Of course, if this gets any more complicated, I'd recommend a regex matcher.

From what I understand about your question, before passing the character into the switch statement, you can convert it to lowercase. So you don't have to worry about upper cases because they are automatically converted to lower case.
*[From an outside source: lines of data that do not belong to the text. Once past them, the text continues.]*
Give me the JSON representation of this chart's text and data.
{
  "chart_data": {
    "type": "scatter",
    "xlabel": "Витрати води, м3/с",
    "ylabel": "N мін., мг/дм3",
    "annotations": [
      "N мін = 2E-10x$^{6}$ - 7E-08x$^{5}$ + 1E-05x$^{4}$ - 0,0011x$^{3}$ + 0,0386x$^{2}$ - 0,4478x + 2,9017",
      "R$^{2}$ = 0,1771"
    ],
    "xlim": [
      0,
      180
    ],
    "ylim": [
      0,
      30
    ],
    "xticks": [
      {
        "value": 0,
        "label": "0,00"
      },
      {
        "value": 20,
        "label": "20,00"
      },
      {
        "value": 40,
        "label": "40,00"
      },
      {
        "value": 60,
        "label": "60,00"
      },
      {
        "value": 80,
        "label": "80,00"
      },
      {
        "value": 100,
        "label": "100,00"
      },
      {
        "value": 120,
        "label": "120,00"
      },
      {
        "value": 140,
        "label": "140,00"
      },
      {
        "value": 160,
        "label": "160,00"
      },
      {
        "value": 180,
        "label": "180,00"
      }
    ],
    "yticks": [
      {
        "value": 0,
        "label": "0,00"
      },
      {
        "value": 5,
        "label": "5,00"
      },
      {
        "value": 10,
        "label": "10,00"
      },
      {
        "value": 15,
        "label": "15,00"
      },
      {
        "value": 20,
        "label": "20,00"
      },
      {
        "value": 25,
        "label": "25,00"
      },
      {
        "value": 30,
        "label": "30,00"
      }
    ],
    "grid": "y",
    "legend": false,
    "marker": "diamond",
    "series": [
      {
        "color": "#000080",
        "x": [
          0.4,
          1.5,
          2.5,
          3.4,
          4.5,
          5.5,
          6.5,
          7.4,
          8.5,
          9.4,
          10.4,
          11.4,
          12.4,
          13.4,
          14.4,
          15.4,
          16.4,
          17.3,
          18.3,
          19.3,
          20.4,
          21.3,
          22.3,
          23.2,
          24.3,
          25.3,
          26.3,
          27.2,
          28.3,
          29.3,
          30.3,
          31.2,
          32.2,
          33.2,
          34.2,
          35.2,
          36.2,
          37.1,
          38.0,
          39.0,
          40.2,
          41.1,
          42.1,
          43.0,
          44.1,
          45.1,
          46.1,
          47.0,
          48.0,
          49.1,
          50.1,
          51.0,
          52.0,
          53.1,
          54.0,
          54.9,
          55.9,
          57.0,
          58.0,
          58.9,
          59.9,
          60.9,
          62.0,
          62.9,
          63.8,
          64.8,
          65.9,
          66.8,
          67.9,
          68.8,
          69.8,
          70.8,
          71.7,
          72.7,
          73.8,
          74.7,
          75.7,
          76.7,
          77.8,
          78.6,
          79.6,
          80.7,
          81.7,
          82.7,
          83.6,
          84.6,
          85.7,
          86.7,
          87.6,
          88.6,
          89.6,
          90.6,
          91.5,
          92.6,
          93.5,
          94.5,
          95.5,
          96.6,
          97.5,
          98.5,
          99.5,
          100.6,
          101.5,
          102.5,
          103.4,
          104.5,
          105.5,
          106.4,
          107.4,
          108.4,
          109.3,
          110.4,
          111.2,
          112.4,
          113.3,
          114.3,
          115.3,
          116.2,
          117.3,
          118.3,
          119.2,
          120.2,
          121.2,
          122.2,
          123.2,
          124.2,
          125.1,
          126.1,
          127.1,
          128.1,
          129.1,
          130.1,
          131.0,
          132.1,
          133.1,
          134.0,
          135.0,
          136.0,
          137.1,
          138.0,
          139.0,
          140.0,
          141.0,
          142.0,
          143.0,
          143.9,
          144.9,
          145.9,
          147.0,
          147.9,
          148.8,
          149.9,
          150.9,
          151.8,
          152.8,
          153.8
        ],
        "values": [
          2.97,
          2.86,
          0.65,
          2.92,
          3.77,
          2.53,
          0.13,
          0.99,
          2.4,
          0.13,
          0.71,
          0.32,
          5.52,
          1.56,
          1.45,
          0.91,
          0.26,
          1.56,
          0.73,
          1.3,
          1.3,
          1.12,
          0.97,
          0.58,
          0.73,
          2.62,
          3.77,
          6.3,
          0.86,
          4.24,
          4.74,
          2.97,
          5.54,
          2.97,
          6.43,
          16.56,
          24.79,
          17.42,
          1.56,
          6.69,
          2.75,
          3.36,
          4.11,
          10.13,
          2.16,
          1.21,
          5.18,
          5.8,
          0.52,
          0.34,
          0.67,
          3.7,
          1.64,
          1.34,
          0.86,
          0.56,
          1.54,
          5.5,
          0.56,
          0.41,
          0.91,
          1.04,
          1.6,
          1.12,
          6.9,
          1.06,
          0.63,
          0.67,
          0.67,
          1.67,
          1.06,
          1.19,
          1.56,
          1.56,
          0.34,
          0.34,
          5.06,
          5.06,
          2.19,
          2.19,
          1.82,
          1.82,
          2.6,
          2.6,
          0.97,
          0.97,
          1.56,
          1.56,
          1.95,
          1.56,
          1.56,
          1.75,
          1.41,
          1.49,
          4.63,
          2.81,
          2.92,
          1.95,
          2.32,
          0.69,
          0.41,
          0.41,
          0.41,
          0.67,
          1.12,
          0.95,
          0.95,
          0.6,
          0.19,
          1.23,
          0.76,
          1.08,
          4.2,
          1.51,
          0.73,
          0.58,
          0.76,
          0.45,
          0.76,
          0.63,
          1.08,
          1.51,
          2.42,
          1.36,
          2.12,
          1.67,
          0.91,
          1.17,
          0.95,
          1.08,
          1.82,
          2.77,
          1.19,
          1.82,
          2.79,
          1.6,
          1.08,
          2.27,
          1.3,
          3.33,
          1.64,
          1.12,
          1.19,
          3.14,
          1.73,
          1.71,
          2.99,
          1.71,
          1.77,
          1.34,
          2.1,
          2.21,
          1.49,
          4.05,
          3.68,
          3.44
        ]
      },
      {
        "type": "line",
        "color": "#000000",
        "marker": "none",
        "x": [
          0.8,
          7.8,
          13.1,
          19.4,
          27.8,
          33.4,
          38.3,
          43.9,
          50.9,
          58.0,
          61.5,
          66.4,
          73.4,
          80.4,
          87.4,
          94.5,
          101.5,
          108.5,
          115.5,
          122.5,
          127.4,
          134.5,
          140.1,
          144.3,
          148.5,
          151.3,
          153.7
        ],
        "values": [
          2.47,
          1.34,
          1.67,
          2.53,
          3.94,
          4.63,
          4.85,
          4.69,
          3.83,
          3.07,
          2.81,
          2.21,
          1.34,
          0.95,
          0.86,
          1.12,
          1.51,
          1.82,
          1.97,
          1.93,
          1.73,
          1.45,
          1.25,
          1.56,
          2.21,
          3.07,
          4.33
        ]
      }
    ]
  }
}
For that you need to use the below function:

Character.toLowerCase(c);

Observations on an interesting Switch case trap --> fall through of switch

"The break statements are necessary because without them, statements in switch blocks fall through:" Java Doc's example

Snippet of consecutive case without break:

    char c = 'A';/* switch with lower case */;
switch(c) {
case 'a':
System.out.println("a");
case 'A':
System.out.println("A");
break;
}

O/P for this case is:

A

But if you change value of c, i.e., char c = 'a';, then this get interesting.

O/P for this case is:

a A

Even though the 2nd case test fails, program goes onto print A, due to missing break which causes switch to treat the rest of the code as a block. All statements after the matching case label are executed in sequence.

Enhanced switch/ case / Switch with arrows syntax (Since Java 13):

char c;
switch (c) {
case 'A', 'a' -> // c is either 'A' or 'a'.